Aan het begin van deze eeuw dachten veel Europeanen dat ze een beter en intelligenter ras vormden dan de rest van de wereldbevolking. Dit idee was misschien ingegeven door Nietzsche en verwante denkers. De nazi's dachten dit ook, maar dit waren geen christenen, maar primitieve heidenen en veelal godloochenaars. Daarom konden ze niet weten dat dit voor rekening kwam van de christelijke leer. Ook de Franse revolutie is ontstaan en gevoerd door dissidente hugenoten. Dit was de voornaamste reden dat ze zo bloedig is geweest, want calvinisten doen alles grondig, evenals de Duitsers, hoewel niet calvinistisch, maar overwegend lutheraan, ook grondig waren. In een niet christelijk land kan zoiets ook wel voorkomen maar niet zo vooropgezet en berekend als in christelijke landen, want die mensen hebben niet een zo goede orde en discipline en doen hun werk, wat dit dan ook mag zijn, minder goed, met minder overgave en toewijding.

Wat men 40 jaar terug de westelijke en ontwikkelde wereld noemde is ontstaan uit het christendom. Wanneer men de geschiedenis er op na zoekt komt men tot de overtuiging dat, zonder het christendom, er ook geen 'Westelijke Wereld' zou zijn geweest. Veel mensen geloven dat onze maatschappij er is dank zij de Grieken, die een hoge beschaving hadden, en een hoge wetenschap, maar dat hadden de Egyptenaren ook, en de Chaldeën, evenals de Mayas en de Incas. De Griekse beschaving is verdwenen evenals alle andere beschavingen uit de oudheid, omdat ze overrijp werden. Deze beschavingen waren sadistisch en egoïstisch. Ze kenden de aanbevelingen van Jezus niet, over onze naaste en over ons ja en neen.

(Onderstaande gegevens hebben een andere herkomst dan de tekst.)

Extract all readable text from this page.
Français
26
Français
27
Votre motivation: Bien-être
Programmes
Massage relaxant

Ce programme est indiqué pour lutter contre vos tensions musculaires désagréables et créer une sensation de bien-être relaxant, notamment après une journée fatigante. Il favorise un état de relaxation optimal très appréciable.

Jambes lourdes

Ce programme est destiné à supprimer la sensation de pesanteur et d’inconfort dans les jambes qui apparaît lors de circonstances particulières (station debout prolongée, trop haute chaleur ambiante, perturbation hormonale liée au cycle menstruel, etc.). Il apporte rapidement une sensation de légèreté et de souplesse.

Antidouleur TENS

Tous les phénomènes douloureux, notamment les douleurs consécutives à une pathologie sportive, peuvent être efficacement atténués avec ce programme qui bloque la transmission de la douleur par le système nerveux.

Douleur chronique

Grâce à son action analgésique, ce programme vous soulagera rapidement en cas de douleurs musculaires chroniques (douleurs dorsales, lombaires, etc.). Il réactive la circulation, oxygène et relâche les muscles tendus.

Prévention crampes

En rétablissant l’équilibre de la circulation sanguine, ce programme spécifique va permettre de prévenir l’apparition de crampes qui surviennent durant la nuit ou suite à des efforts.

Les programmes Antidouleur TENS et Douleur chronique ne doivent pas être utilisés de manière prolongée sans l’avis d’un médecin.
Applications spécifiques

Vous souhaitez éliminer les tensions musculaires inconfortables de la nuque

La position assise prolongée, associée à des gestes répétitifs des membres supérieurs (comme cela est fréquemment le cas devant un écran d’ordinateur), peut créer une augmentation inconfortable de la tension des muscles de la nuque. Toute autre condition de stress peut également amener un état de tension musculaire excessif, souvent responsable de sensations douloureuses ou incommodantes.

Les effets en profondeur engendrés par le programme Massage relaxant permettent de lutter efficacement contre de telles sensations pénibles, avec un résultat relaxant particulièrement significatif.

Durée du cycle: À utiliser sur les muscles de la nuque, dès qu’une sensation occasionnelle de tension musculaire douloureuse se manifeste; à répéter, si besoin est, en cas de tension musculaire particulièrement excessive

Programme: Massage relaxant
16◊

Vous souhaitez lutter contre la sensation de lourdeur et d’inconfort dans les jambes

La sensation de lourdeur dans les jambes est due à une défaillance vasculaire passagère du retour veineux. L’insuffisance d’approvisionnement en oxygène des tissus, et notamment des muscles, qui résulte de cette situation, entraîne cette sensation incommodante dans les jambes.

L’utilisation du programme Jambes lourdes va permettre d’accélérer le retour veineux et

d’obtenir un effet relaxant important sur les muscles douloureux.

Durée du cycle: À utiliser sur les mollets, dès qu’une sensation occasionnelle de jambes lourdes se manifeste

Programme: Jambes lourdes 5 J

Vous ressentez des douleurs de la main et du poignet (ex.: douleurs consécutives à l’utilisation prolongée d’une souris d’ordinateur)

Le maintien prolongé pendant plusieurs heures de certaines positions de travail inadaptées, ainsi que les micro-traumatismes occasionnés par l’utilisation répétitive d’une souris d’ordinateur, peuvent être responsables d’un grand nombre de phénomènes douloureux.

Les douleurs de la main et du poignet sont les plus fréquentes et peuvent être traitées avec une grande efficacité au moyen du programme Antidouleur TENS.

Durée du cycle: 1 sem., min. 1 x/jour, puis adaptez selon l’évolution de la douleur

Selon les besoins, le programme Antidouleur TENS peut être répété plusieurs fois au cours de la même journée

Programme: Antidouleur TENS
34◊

De Joden hebben ons het christendom opgedrongen en we hebben er niet onderuit gekund. Tijdens de Renaissance zijn de Grieken teruggevonden en door christelijke geleerden onder duimendik bibliotheek stof weggehaald, omdat de christen zich voor zijn omgeving en de voor wereld interesseert. We hebben immers de opdracht deze te bewerken. Alleen hierdoor hebben wij vandaag kennis van de Griekse wijsgeren en van de Griekse ontwikkelde samenleving, maar ze hebben zich niet opgedrongen zoals de Joden ons het christendom hebben opgedrongen.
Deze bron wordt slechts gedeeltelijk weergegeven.